Tifone nelle Filippine. Il tifone Haiyan che ha colpito negli ultimi giorni le Filippine, ha lasciato dietro di sé, secondo fonti Caritas, decine di migliaia di morti, feriti, dispersi, probabilmente con numeri molto superiori alle stime attuali. Il disastro si configura pertanto come “un’emergenza umanitaria di massa”, di altissimo livello per devastazione e complessità, vista l’alta densità della popolazione e la vastità del territorio colpito. Moltissime regioni interne non sono ancora state raggiunte dai soccorritori, cosa che fa pensare e rafforza la probabilità che il numero delle vittime e l’entità dei danni siano destinati a crescere.La regione centrale delle Filippine, il gruppo di grandi isole “Visayas”, già recentemente colpita da un grave terremoto nell’isola di Bohol, è storicamente quella più a rischio sia dal punto di vista della vulnerabilità alle frequenti tempeste tropicali, sia per le scarse qualità delle abitazioni. Il devastante tifone Haiyan, chiamato localmente Yolanda, e definito una tempesta “killer”, ha colpito proprio le isole più povere, quelle meno raggiungibili logisticamente.
Più di 4 milioni di persone avrebbero perso tutto, dovendo abbandonare le proprie case distrutte e rifugiandosi in ripari di fortuna. Oltre ai drammi vissuti dalla popolazione, i danni alle infrastrutture sarebbero incalcolabili: numerose frane hanno, infatti, distrutto linee elettriche e strade, manca l’acqua potabile in numerose provincie, le comunicazioni sono completamente interrotte in ampie porzioni di territorio.
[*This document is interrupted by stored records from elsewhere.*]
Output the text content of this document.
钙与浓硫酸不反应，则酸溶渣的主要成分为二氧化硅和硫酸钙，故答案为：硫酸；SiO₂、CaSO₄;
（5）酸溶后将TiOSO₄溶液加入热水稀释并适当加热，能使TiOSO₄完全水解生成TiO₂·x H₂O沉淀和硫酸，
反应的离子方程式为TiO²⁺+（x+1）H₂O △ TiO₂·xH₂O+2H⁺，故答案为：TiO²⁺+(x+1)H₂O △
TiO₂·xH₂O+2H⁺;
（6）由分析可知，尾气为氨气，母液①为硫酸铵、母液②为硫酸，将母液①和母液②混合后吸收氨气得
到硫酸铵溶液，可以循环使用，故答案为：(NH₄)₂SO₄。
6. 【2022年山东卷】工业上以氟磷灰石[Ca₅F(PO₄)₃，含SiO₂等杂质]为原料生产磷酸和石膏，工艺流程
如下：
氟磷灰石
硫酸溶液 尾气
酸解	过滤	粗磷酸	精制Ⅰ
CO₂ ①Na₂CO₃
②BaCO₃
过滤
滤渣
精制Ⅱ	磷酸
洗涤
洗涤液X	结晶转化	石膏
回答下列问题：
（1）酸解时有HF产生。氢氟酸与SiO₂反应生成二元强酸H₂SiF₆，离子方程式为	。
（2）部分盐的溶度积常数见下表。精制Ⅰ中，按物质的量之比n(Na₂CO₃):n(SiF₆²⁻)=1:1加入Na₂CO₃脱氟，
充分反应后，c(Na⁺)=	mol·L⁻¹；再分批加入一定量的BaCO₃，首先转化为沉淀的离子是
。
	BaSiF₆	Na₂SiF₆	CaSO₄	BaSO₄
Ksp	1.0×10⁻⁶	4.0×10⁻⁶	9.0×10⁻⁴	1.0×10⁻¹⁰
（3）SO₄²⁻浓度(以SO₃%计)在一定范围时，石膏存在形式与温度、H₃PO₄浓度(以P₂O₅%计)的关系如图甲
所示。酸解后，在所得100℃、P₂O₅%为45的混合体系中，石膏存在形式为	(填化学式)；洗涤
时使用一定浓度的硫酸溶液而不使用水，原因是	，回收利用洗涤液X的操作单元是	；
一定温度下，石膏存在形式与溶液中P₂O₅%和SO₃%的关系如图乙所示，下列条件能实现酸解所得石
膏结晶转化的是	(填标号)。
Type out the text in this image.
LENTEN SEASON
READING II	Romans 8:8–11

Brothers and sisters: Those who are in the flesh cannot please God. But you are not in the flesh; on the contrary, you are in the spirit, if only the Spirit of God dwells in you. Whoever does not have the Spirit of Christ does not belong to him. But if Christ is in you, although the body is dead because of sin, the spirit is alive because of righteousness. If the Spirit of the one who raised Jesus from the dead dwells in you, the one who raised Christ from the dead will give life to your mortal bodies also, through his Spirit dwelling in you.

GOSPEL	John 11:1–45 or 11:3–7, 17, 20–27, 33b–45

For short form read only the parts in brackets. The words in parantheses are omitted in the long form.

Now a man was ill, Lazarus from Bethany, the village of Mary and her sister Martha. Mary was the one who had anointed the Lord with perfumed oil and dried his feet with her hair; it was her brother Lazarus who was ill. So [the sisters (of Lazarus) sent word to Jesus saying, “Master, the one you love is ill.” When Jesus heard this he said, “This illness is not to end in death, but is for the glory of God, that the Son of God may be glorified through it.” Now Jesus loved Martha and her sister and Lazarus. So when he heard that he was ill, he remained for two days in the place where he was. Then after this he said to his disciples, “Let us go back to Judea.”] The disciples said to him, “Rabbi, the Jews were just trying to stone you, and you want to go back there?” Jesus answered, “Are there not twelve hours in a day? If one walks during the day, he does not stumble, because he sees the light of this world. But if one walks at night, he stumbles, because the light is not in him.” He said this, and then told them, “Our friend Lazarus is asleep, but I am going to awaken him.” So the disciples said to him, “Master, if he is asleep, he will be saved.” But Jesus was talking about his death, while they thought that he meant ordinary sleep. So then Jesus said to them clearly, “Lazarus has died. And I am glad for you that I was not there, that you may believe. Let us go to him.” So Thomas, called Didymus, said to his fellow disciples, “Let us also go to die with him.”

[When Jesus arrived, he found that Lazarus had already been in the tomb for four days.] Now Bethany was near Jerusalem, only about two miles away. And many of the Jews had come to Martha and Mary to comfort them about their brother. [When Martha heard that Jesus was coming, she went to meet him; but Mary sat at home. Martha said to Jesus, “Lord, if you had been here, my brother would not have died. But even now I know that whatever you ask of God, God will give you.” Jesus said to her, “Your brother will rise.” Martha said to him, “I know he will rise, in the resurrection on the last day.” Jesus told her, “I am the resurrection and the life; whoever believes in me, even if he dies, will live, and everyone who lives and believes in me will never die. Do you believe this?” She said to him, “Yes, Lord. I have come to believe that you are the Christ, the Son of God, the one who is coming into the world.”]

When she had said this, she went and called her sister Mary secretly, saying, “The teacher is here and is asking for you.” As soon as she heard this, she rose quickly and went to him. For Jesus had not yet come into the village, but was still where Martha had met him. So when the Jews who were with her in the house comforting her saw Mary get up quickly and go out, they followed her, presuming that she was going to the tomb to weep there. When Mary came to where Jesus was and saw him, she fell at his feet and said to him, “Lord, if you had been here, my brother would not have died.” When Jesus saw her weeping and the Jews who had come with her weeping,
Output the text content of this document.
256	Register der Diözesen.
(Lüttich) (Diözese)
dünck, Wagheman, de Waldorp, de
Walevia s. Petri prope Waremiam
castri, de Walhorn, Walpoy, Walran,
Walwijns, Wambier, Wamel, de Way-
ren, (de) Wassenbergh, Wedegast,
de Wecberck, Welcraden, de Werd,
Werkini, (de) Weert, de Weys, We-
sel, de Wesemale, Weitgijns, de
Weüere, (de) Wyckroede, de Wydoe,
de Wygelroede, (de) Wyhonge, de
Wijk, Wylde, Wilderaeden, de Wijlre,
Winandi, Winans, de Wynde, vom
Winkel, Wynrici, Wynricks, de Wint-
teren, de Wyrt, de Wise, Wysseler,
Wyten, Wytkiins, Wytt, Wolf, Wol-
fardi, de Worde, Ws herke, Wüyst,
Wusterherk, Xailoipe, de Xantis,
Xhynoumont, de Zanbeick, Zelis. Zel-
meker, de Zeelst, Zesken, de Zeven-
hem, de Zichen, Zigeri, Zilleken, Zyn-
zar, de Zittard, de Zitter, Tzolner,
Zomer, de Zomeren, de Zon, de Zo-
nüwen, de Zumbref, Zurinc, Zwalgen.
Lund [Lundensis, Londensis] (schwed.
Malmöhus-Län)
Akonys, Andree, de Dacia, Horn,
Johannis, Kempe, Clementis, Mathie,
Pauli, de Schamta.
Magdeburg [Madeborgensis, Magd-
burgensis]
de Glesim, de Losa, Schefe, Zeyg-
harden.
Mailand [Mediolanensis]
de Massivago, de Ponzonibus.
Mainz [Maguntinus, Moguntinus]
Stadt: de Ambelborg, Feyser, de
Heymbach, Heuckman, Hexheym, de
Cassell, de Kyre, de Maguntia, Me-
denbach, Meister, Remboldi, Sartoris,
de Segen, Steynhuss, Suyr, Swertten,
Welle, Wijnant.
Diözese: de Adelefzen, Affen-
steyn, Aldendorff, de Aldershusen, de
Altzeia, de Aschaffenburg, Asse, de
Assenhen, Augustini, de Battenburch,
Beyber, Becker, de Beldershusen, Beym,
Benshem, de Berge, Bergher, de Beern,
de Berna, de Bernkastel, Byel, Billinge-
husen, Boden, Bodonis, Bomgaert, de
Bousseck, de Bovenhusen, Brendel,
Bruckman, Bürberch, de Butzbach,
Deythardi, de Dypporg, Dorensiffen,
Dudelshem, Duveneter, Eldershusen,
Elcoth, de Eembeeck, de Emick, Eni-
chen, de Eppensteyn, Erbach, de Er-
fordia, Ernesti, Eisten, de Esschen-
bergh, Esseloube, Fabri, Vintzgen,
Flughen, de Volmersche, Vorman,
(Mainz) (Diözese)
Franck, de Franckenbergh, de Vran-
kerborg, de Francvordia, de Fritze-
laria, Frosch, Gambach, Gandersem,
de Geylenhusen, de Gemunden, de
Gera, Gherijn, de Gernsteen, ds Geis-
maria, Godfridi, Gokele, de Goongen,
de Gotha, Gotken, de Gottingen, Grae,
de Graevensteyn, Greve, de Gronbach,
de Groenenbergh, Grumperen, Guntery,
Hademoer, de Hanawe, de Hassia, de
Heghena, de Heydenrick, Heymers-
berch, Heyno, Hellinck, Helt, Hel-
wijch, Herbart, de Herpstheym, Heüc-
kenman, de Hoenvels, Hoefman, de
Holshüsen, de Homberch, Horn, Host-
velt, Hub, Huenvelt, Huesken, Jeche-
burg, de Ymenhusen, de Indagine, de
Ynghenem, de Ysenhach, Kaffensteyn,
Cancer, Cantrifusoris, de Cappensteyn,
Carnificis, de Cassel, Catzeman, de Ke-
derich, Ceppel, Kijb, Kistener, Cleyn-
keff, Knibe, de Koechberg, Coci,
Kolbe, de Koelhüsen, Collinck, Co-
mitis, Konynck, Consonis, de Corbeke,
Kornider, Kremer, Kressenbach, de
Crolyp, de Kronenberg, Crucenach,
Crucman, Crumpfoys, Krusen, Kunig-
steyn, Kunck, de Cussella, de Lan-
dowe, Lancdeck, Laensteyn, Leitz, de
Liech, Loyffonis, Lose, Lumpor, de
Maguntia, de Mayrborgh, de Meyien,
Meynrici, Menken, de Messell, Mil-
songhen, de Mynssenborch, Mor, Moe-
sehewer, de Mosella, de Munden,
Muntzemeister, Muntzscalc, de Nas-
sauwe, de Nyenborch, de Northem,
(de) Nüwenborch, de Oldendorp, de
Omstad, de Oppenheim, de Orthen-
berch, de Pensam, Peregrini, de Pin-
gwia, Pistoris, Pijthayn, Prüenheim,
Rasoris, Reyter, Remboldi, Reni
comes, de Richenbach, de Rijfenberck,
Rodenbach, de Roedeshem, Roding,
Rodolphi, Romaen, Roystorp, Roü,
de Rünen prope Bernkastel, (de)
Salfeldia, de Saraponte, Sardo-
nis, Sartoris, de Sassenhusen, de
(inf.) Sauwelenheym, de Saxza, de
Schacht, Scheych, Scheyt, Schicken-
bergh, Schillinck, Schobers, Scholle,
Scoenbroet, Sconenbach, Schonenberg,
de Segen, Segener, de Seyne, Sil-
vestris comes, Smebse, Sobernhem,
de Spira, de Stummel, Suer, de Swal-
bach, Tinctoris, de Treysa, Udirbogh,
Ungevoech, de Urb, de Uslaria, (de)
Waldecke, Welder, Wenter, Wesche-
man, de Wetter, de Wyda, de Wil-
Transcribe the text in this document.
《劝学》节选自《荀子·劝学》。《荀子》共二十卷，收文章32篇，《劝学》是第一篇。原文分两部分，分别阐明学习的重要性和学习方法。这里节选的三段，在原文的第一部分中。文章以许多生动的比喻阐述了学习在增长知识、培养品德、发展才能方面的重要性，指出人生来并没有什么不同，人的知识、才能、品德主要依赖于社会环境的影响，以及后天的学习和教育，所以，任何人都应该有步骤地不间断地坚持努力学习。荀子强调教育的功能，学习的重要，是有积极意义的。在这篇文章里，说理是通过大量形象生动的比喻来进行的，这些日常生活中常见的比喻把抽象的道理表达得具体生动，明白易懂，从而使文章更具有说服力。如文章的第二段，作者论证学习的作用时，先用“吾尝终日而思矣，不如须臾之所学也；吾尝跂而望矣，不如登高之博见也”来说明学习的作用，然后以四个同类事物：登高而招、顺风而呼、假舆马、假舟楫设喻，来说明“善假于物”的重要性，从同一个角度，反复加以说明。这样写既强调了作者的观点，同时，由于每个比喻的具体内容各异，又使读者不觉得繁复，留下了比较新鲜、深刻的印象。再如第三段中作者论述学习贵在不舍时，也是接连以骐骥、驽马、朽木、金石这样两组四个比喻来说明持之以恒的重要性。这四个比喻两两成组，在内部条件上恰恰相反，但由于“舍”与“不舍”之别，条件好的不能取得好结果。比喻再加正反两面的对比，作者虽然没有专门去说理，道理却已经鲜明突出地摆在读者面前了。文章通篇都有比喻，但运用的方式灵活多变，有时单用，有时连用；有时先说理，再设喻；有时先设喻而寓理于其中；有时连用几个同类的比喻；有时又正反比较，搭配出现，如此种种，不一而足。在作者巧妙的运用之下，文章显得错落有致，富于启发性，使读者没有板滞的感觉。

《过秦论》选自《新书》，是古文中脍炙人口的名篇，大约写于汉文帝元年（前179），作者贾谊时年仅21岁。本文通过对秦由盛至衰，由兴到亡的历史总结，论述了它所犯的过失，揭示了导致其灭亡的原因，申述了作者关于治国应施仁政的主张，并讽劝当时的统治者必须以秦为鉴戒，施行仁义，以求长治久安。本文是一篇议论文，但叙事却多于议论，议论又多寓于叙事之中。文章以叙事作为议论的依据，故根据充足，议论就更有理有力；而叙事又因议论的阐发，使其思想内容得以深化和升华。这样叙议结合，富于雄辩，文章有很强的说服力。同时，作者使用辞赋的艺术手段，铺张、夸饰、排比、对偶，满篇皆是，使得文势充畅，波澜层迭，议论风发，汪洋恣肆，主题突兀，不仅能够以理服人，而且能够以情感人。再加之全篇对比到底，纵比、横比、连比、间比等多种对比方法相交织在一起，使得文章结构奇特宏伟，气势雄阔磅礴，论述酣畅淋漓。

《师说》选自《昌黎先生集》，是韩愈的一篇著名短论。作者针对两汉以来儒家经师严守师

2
Caritas Italiana, unendosi alle intenzioni di Papa Francesco, ha sottolineato “l’importanza di un aiuto concreto e immediato”. Di conseguenza, ha già stanziato 100.000 euro per questa terribile emergenza.
L’intervento si realizza a supporto di Caritas Filippine e in collaborazione con altre realtà locali, lavorando anche nella ricostruzione e nelle fasi successive.